President Donald Trump‘s administration has been warning states in a number of memorandums since as early as Feb. 6 to prepare the nation’s nursing homes for the COVID-19 threat, KCP has learned.
But despite the numerous warnings and memorandums from the Trump administration to be better prepared, scores of people in nursing homes have died around the borough, leaving the dead in the facilities for days, families unnotified and nursing homes workers complaining of not having personal protective equipment (PPE).
The documented proof of Trump administration and warnings and declarations was presented yesterday following the Centers for Medicare & Medicaid Services (CMS) announcement of new regulatory requirements that will require nursing homes to inform residents, their families and representatives of COVID-19 cases in their facilities.
In addition, as part of Trump’s Opening Up America, CMS will now require nursing homes to report cases of COVID-19 directly to the Centers for Disease Control and Prevention (CDC).
This information must be reported in accordance with existing privacy regulations and statute. This measure augments longstanding requirements for reporting infectious disease to State and local health departments. Finally, CMS will also require nursing homes to fully cooperate with CDC surveillance efforts around COVID-19 spread.
“Nursing homes have been ground zero for COVID-19. Today’s action supports CMS’ longstanding commitment to providing transparent and timely information to residents and their families,” said CMS Administrator Seema Verma. “Nursing home reporting to the CDC is a critical component of the go-forward national COVID-19 surveillance system and to efforts to reopen America.”
The CMS first memorandum issued on February 6, warned healthcare facilities to the threat of the 2019-Novel Coronavirus and advised health care providers and State Survey Agencies (SAs), the entities that inspect healthcare facilities, including nursing homes, to ensure compliance with current CMS requirements and safety standards.
Then on March 4, CMS issued new guidance related to the screening of entrants into nursing homes, informed by CDC recommendations. On March 10, CMS issued guidance related to the use of personal protective equipment (PPE) usage and optimization. On March 13, CMS issued guidance for a nationwide restriction on nonessential medical staff and all visitors, except in compassionate care situations.
Shortly after that announcement, Trump declared a national emergency, enabling the agency to take even stronger action. CMS then announced a suspension of routine inspections, and an exclusive focus on situations in which residents are in immediate jeopardy for serious injury or death, and implemented a new inspection tool based on the latest guidance from CDC.
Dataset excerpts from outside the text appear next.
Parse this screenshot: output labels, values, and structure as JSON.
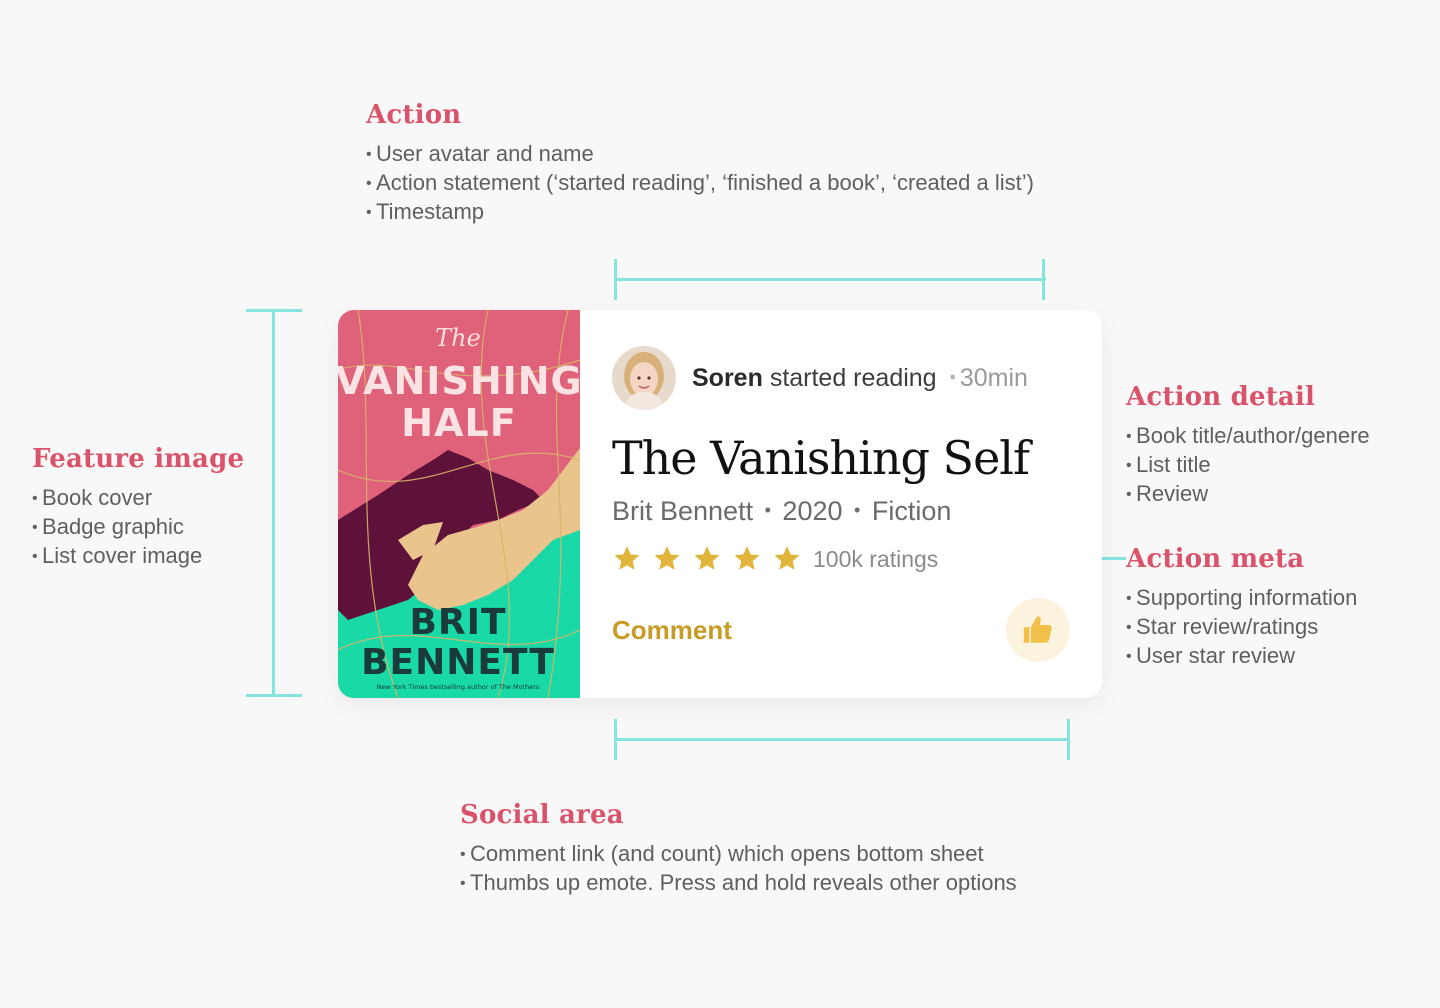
{
  "annotations": {
    "action": {
      "title": "Action",
      "items": [
        "User avatar and name",
        "Action statement (‘started reading’, ‘finished a book’, ‘created a list’)",
        "Timestamp"
      ]
    },
    "feature_image": {
      "title": "Feature image",
      "items": [
        "Book cover",
        "Badge graphic",
        "List cover image"
      ]
    },
    "action_detail": {
      "title": "Action detail",
      "items": [
        "Book title/author/genere",
        "List title",
        "Review"
      ]
    },
    "action_meta": {
      "title": "Action meta",
      "items": [
        "Supporting information",
        "Star review/ratings",
        "User star review"
      ]
    },
    "social_area": {
      "title": "Social area",
      "items": [
        "Comment link (and count) which opens bottom sheet",
        "Thumbs up emote. Press and hold reveals other options"
      ]
    }
  },
  "card": {
    "cover": {
      "title_small": "The",
      "title_line1": "VANISHING",
      "title_line2": "HALF",
      "author_line1": "BRIT",
      "author_line2": "BENNETT",
      "tagline": "New York Times bestselling author of The Mothers"
    },
    "user_name": "Soren",
    "action_text": "started reading",
    "timestamp": "30min",
    "book_title": "The Vanishing Self",
    "author": "Brit Bennett",
    "year": "2020",
    "genre": "Fiction",
    "meta_separator": "•",
    "rating_stars": 5,
    "ratings_count": "100k ratings",
    "comment_label": "Comment",
    "like_icon": "thumbs-up-icon",
    "avatar_icon": "user-avatar"
  },
  "colors": {
    "accent_title": "#d9536a",
    "bracket": "#86e3de",
    "star": "#e1b43c",
    "comment": "#c79b25",
    "like_bg": "#fcf3de"
  }
}
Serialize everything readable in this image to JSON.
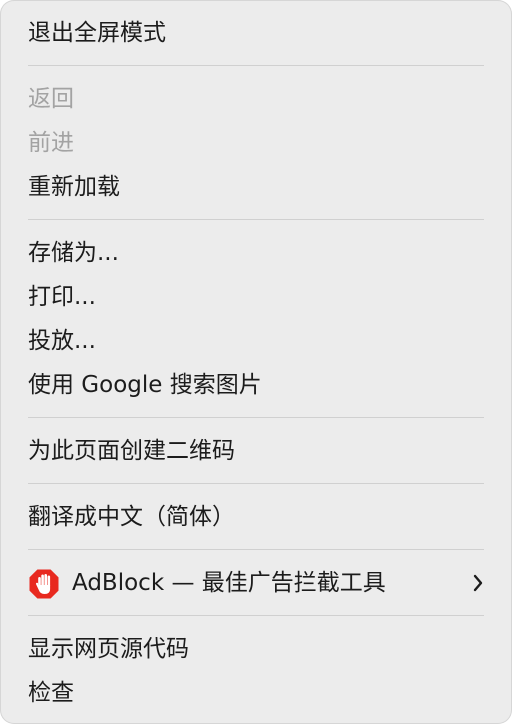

Additionally, on April 2, CMS issued a call to action for nursing homes and state and local governments. It included guidance that reinforced infection control responsibilities and urged leaders to work closely with nursing homes in their communities to determine needs for COVID-19 testing and personal protective equipment.
The recommendations also urged state and local officials to work with nursing homes to designate certain sites for COVID-19-positive or COVID-19-negative patients to avoid further transmissions.
Nursing homes are under the regulatory jurisdiction of the state Department of Health (DOH) and not the city. Thus far the state’s only action to address the situation was Gov. Andrew Cuomo issuing an executive order last week requiring nursing homes to report positive COVID-19 cases and deaths to the families of those who are living in the nursing home facility within 24 hours.
Previously, the DOH issued guidance asking these facilities to communicate this information to families; this new order makes that guidance mandatory.
Despite the multiple Trump Administration memorandums, media outlets have been reporting the tragic amount of deaths at Brooklyn nursing homes starting with the KCP exclusive of eight bodies being left for days at the Crown Heights Center for Nursing and Rehabilitation.
The hardest-hit nursing facility thus far during the pandemic has been the Cobble Hill Health Center where 55 patients have died followed by 34 dead at the Bensonhurst Center for Rehabilitation in Brooklyn.
As of last Friday evening, 3,316 elderly nursing resident residents died at either nursing homes, adult day care facilities or hospitals from COVID-19. Of that total, the virus killed 2,056 nursing residents in New York City.